Safari organizowane jest dwa razy dziennie, my jedziemy na to popołudniowe. Musimy być najpóźniej około godziny 15.30. Czasu dużo więc spokojnie najpierw pojedziemy zobaczyć skałę. Jest podobno niezbyt daleko, jakieś 20 minut jazdy samochodem od naszego ośrodka.
Jedziemy dosyć krętą i stromą drogą przez dżunglę, Po drodze piękne widoczki mamy, jest super . Po jakiś 30 minutach jazdy zaczynamy się z DZ zastanawiać, czy nasz mega kierowca na pewno wie, gdzie jedzie . Miało być 20 min jazdy, a tu nawet znaku do skał nie było. Po doświadczeniach z dnia poprzedniego (Piętaszek pomylił drogi i pojechał nie do naszego ośrodka tylko w odwrotną stronę i musieliśmy go nawigować ) jesteśmy czujni i cały czas wypatrujemy znaków w zrozumiałym dla nas języku, bo na razie to są tylko w robaczkach . Pytamy kierowcę, czy wie jak ma dojechać? Tak wiem, odpowiada z miną pewniaka . Cholera, że też nie zabraliśmy ze sobą z ośrodka telefonów z nawigacją .
Po kolejnych 10 minutach Duży mówi: Ty Mały on nie wie gdzie jechać na bank, a tu nawet nie ma się kogo zapytać . No to bomba. Jedziemy dalej i nagle pojawia się jakaś babcia z chrustem . Babcia musi wiedzieć gdzie są skały. Każemy kierowcy zatrzymać się i zapytać o drogą. Babcia macha ręką raz w jedną, raz w drugą stronę i coś tam mówi . Kierowca do nas ok, ok ten minutes . No to jedziemy, ale po dziesięciu minutach nadal nie ma żadnej wzmianki o skałach.
Nie muszę pisać jak byliśmy zadowoleni.
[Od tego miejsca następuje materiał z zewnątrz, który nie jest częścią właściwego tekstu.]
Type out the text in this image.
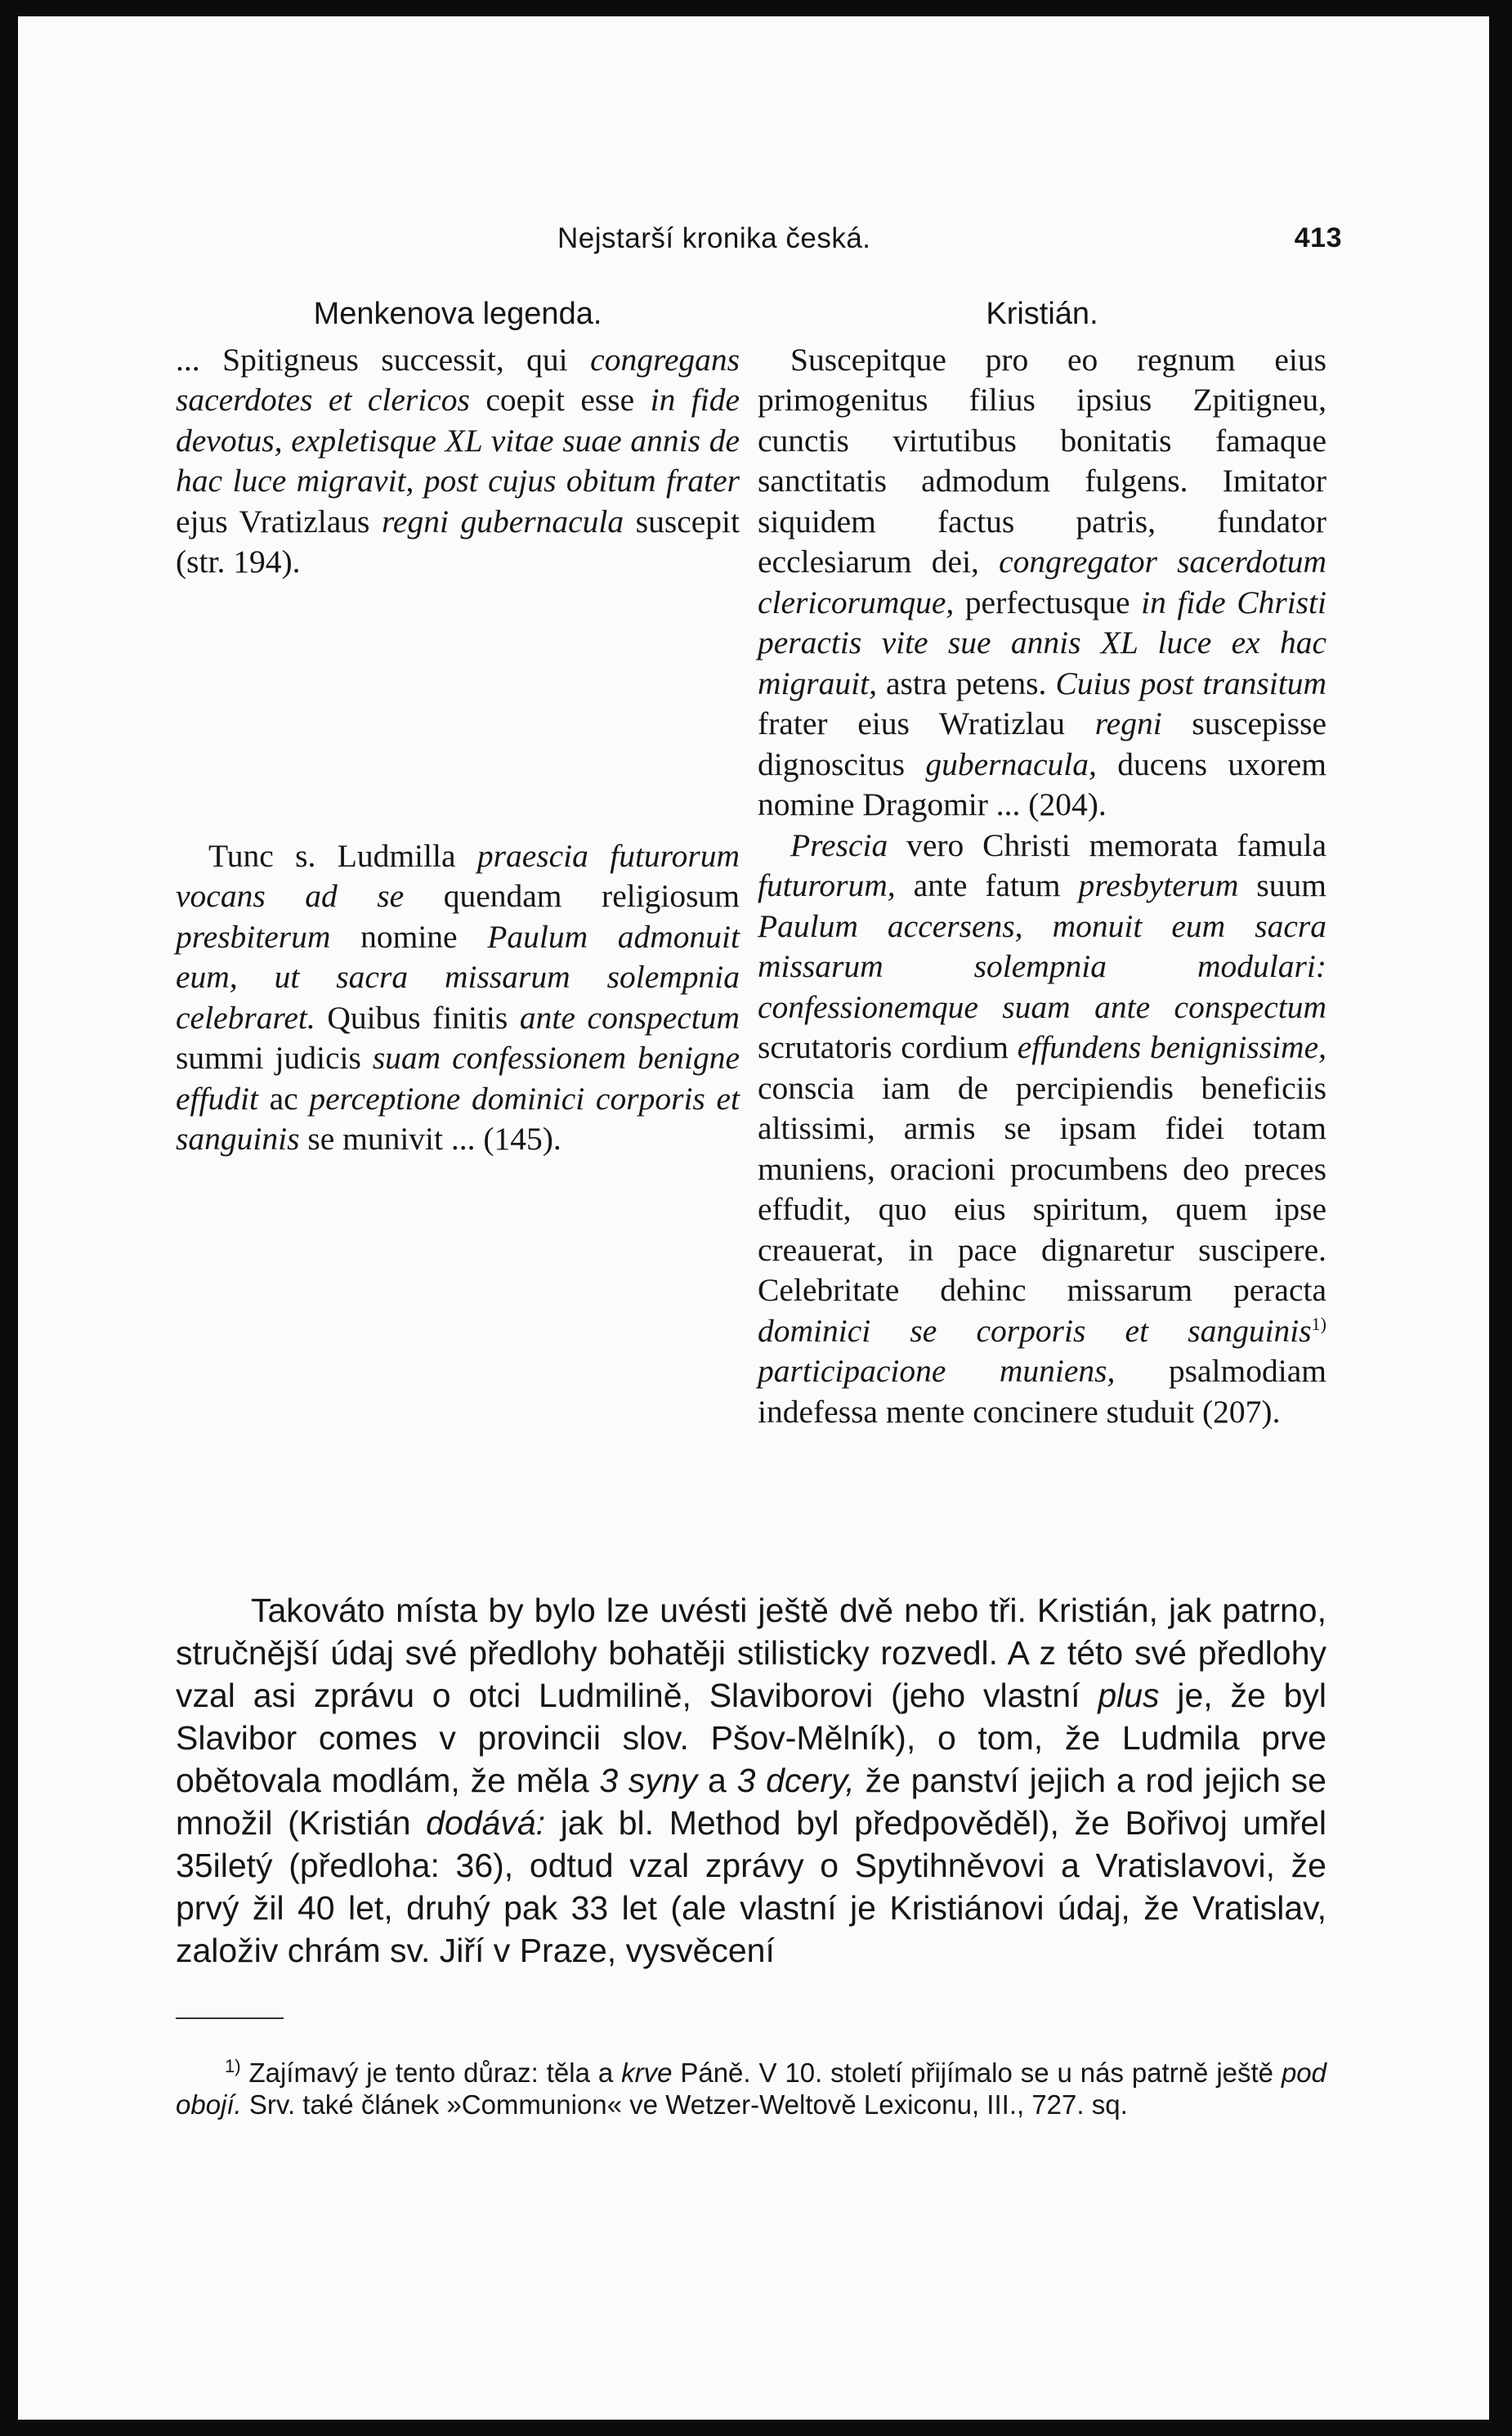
Nejstarší kronika česká.	413
Menkenova legenda.

... Spitigneus successit, qui congregans sacerdotes et clericos coepit esse in fide devotus, expletisque XL vitae suae annis de hac luce migravit, post cujus obitum frater ejus Vratizlaus regni gubernacula suscepit (str. 194).

Tunc s. Ludmilla praescia futurorum vocans ad se quendam religiosum presbiterum nomine Paulum admonuit eum, ut sacra missarum solempnia celebraret. Quibus finitis ante conspectum summi judicis suam confessionem benigne effudit ac perceptione dominici corporis et sanguinis se munivit ... (145).

Kristián.

Suscepitque pro eo regnum eius primogenitus filius ipsius Zpitigneu, cunctis virtutibus bonitatis famaque sanctitatis admodum fulgens. Imitator siquidem factus patris, fundator ecclesiarum dei, congregator sacerdotum clericorumque, perfectusque in fide Christi peractis vite sue annis XL luce ex hac migrauit, astra petens. Cuius post transitum frater eius Wratizlau regni suscepisse dignoscitus gubernacula, ducens uxorem nomine Dragomir ... (204).

Prescia vero Christi memorata famula futurorum, ante fatum presbyterum suum Paulum accersens, monuit eum sacra missarum solempnia modulari: confessionemque suam ante conspectum scrutatoris cordium effundens benignissime, conscia iam de percipiendis beneficiis altissimi, armis se ipsam fidei totam muniens, oracioni procumbens deo preces effudit, quo eius spiritum, quem ipse creauerat, in pace dignaretur suscipere. Celebritate dehinc missarum peracta dominici se corporis et sanguinis$^{1)}$ participacione muniens, psalmodiam indefessa mente concinere studuit (207).

Takováto místa by bylo lze uvésti ještě dvě nebo tři. Kristián, jak patrno, stručnější údaj své předlohy bohatěji stilisticky rozvedl. A z této své předlohy vzal asi zprávu o otci Ludmilině, Slaviborovi (jeho vlastní plus je, že byl Slavibor comes v provincii slov. Pšov-Mělník), o tom, že Ludmila prve obětovala modlám, že měla 3 syny a 3 dcery, že panství jejich a rod jejich se množil (Kristián dodává: jak bl. Method byl předpověděl), že Bořivoj umřel 35iletý (předloha: 36), odtud vzal zprávy o Spytihněvovi a Vratislavovi, že prvý žil 40 let, druhý pak 33 let (ale vlastní je Kristiánovi údaj, že Vratislav, založiv chrám sv. Jiří v Praze, vysvěcení

$^{1)}$ Zajímavý je tento důraz: těla a krve Páně. V 10. století přijímalo se u nás patrně ještě pod obojí. Srv. také článek »Communion« ve Wetzer-Weltově Lexiconu, III., 727. sq.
Droga przez dżunglę, żywego ducha i my bez nawigacji .
Dojeżdżamy do kolejnego rozwidlenia dróg. Pojawiają się znaki w en . Jedyna nazwa, która coś nam mówi to Ulawi, słyszeliśmy o świątyni o takiej nazwie. Duży każe skręcić Piętaszkowi w kierunku na Ulawi, może tam nas ktoś pokieruje.
Skręcamy, jedziemy kawałek i pojawiają się dwie ciężarówko-autobusy wiozące ludzi i znak oczywiście w robaczkach. Pytamy co tam było napisane, a ten do nas że nie wie, bo nie rozumie - Ja lekko poirytowana rzucam do DZ: kochanie czy w Indiach do otrzymania prawa jazdy niezbędna jest umiejętność czytania i pisania, przecież w tym kraju jest wysoki poziom analfabetyzmu, a pojazdów od metra? Czy on do tej pory potrafił odczytać robaczki i jechał właściwie? Czy my gdziekolwiek dzisiaj dojedziemy?
Dojeżdżamy do kolejnego rozwidlenia , pojawia się znak graficzny świątyni. No to jedziemy .
Dojechaliśmy do świątyni i targu. Ruch niesamowity. Skąd wzięli się tu Ci wszyscy ludzie, skoro my dopiero w końcowym etapie mijaliśmy jakieś ciężarówki?
Wściekli wysiadamy z samochodu (dodatkowo dobiło nas to, że jesteśmy „nieprzyzwoicie odziani” i pewnie nie będziemy mogli wejść na teren świątyni, a jak już tu trafiliśmy to chętnie byśmy zobaczyli) idziemy się przejść po targu, a kierowcy każemy dokładnie wypytać się o drogę.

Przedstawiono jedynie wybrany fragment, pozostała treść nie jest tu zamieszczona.